Thank you, my name again is Derek DeJonghe, I work for RightBrain Networks. I suppose I have a few minutes here for questions.
- Reloading – No, there’s an external process that’s continually running. It’s a daemon that keeps an eye on all these things; it’ll reload.
- Open sourcing – Not at the moment. It was built for the company. The idea is mine, but it’s their code.
- Library usage – The Python library for ZooKeeper is called Kazoo. It’s actually has a nice retry mechanism that let you take the appropriate steps to reconnect if if there is a separate connection or timeout.
- ZooKeeper communication – Yeah absolutely. If it can’t talk to ZooKeeper, it’s not gonna re‑template its configuration.
- Load balancing – If you’re running microservices, you might have upwards of 30 different services in your environment for your product offering or service, and to be able to do that with the ELBs, you’re gonna need to run 30 ELBs. That’s a huge waste of cost; it’s harder to work with and work around. The idea would be to replace all those multiple ELBs with a system that is dynamic, and does context switching over multiple pools, different application services, and versions.
- Health checks – So that is through the publish‑subscribe system.
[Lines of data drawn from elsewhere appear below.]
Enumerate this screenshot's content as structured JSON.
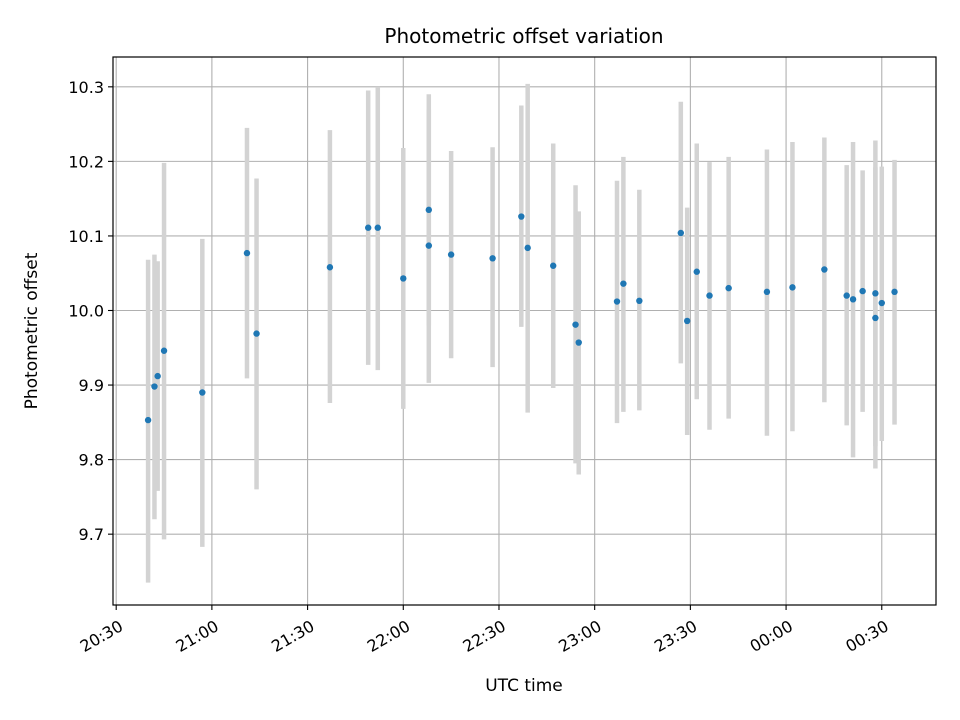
{
  "chart_data": {
    "type": "scatter",
    "title": "Photometric offset variation",
    "xlabel": "UTC time",
    "ylabel": "Photometric offset",
    "x_ticks": [
      "20:30",
      "21:00",
      "21:30",
      "22:00",
      "22:30",
      "23:00",
      "23:30",
      "00:00",
      "00:30"
    ],
    "y_ticks": [
      "9.7",
      "9.8",
      "9.9",
      "10.0",
      "10.1",
      "10.2",
      "10.3"
    ],
    "ylim": [
      9.605,
      10.34
    ],
    "xlim": [
      "20:29",
      "00:47"
    ],
    "grid": true,
    "colors": {
      "points": "#1f77b4",
      "errorbars": "#d3d3d3",
      "grid": "#b0b0b0"
    },
    "points": [
      {
        "x": "20:40",
        "y": 9.853,
        "err_low": 9.635,
        "err_high": 10.068
      },
      {
        "x": "20:42",
        "y": 9.898,
        "err_low": 9.72,
        "err_high": 10.075
      },
      {
        "x": "20:43",
        "y": 9.912,
        "err_low": 9.758,
        "err_high": 10.066
      },
      {
        "x": "20:45",
        "y": 9.946,
        "err_low": 9.693,
        "err_high": 10.198
      },
      {
        "x": "20:57",
        "y": 9.89,
        "err_low": 9.683,
        "err_high": 10.096
      },
      {
        "x": "21:11",
        "y": 10.077,
        "err_low": 9.909,
        "err_high": 10.245
      },
      {
        "x": "21:14",
        "y": 9.969,
        "err_low": 9.76,
        "err_high": 10.177
      },
      {
        "x": "21:37",
        "y": 10.058,
        "err_low": 9.876,
        "err_high": 10.242
      },
      {
        "x": "21:49",
        "y": 10.111,
        "err_low": 9.927,
        "err_high": 10.295
      },
      {
        "x": "21:52",
        "y": 10.111,
        "err_low": 9.92,
        "err_high": 10.3
      },
      {
        "x": "22:00",
        "y": 10.043,
        "err_low": 9.868,
        "err_high": 10.218
      },
      {
        "x": "22:08",
        "y": 10.087,
        "err_low": 9.903,
        "err_high": 10.27
      },
      {
        "x": "22:08",
        "y": 10.135,
        "err_low": 9.98,
        "err_high": 10.29
      },
      {
        "x": "22:15",
        "y": 10.075,
        "err_low": 9.936,
        "err_high": 10.214
      },
      {
        "x": "22:28",
        "y": 10.07,
        "err_low": 9.924,
        "err_high": 10.219
      },
      {
        "x": "22:37",
        "y": 10.126,
        "err_low": 9.978,
        "err_high": 10.275
      },
      {
        "x": "22:39",
        "y": 10.084,
        "err_low": 9.863,
        "err_high": 10.304
      },
      {
        "x": "22:47",
        "y": 10.06,
        "err_low": 9.896,
        "err_high": 10.224
      },
      {
        "x": "22:54",
        "y": 9.981,
        "err_low": 9.795,
        "err_high": 10.168
      },
      {
        "x": "22:55",
        "y": 9.957,
        "err_low": 9.78,
        "err_high": 10.133
      },
      {
        "x": "23:07",
        "y": 10.012,
        "err_low": 9.849,
        "err_high": 10.174
      },
      {
        "x": "23:09",
        "y": 10.036,
        "err_low": 9.864,
        "err_high": 10.206
      },
      {
        "x": "23:14",
        "y": 10.013,
        "err_low": 9.866,
        "err_high": 10.162
      },
      {
        "x": "23:27",
        "y": 10.104,
        "err_low": 9.929,
        "err_high": 10.28
      },
      {
        "x": "23:29",
        "y": 9.986,
        "err_low": 9.833,
        "err_high": 10.138
      },
      {
        "x": "23:32",
        "y": 10.052,
        "err_low": 9.881,
        "err_high": 10.224
      },
      {
        "x": "23:36",
        "y": 10.02,
        "err_low": 9.84,
        "err_high": 10.199
      },
      {
        "x": "23:42",
        "y": 10.03,
        "err_low": 9.855,
        "err_high": 10.206
      },
      {
        "x": "23:54",
        "y": 10.025,
        "err_low": 9.832,
        "err_high": 10.216
      },
      {
        "x": "00:02",
        "y": 10.031,
        "err_low": 9.838,
        "err_high": 10.226
      },
      {
        "x": "00:12",
        "y": 10.055,
        "err_low": 9.877,
        "err_high": 10.232
      },
      {
        "x": "00:19",
        "y": 10.02,
        "err_low": 9.846,
        "err_high": 10.195
      },
      {
        "x": "00:21",
        "y": 10.015,
        "err_low": 9.803,
        "err_high": 10.226
      },
      {
        "x": "00:24",
        "y": 10.026,
        "err_low": 9.864,
        "err_high": 10.188
      },
      {
        "x": "00:28",
        "y": 9.99,
        "err_low": 9.788,
        "err_high": 10.192
      },
      {
        "x": "00:28",
        "y": 10.023,
        "err_low": 9.818,
        "err_high": 10.228
      },
      {
        "x": "00:30",
        "y": 10.01,
        "err_low": 9.825,
        "err_high": 10.193
      },
      {
        "x": "00:34",
        "y": 10.025,
        "err_low": 9.847,
        "err_high": 10.202
      }
    ]
  }
}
This is an idea where you can tell ZooKeeper, “I want to get updates about any event to any of these Znodes”. That actually sends a message back to the client, and the client has a callback function that runs and does that. So it’s a small client that runs on each node. The node client is there on each node. It doesn’t matter what service it is; it’s just sitting there at any interval you want. It’ll just check its health, make sure things are running appropriately, send information back if things change. When something does change, ZooKeeper will notify the client on all of the NGINX boxes.
- Tools – So what I would say to that question is: Puppet, Chef, and Saltstack are our go‑tos. Those are used to set things up. They’re used to configure the NGINX box and set up the client, and they’re used to set up the NGINX nodes and cluster them – things to that effect. If you were to run something like this with Chef or Puppet, my feeling is that it might be a little bit slower and might need a little bit more engineering work to do that discovery and figure out what’s going on and route things appropriately. It’s definitely doable – absolutely doable – but with service discovery the pub‑sub is really what makes things fast and reliable. I know Chef is moving towards a push‑pull model and Salt’s already there. I’m not entirely sure about Puppet, but having that subscribe is really what makes this a big difference.
- ZooKeeper clusters – You can connect any number of them and they all have the same information. They all have chatter between them and they’re just in a cluster together. I think there is a little bit of work to be done around actually having scaling ZooKeeper. With regards to the clustering itself – Netflix has an open source product that does it for you I think it’s called Exhibitor.
Thank you guys for coming and listening to me talk.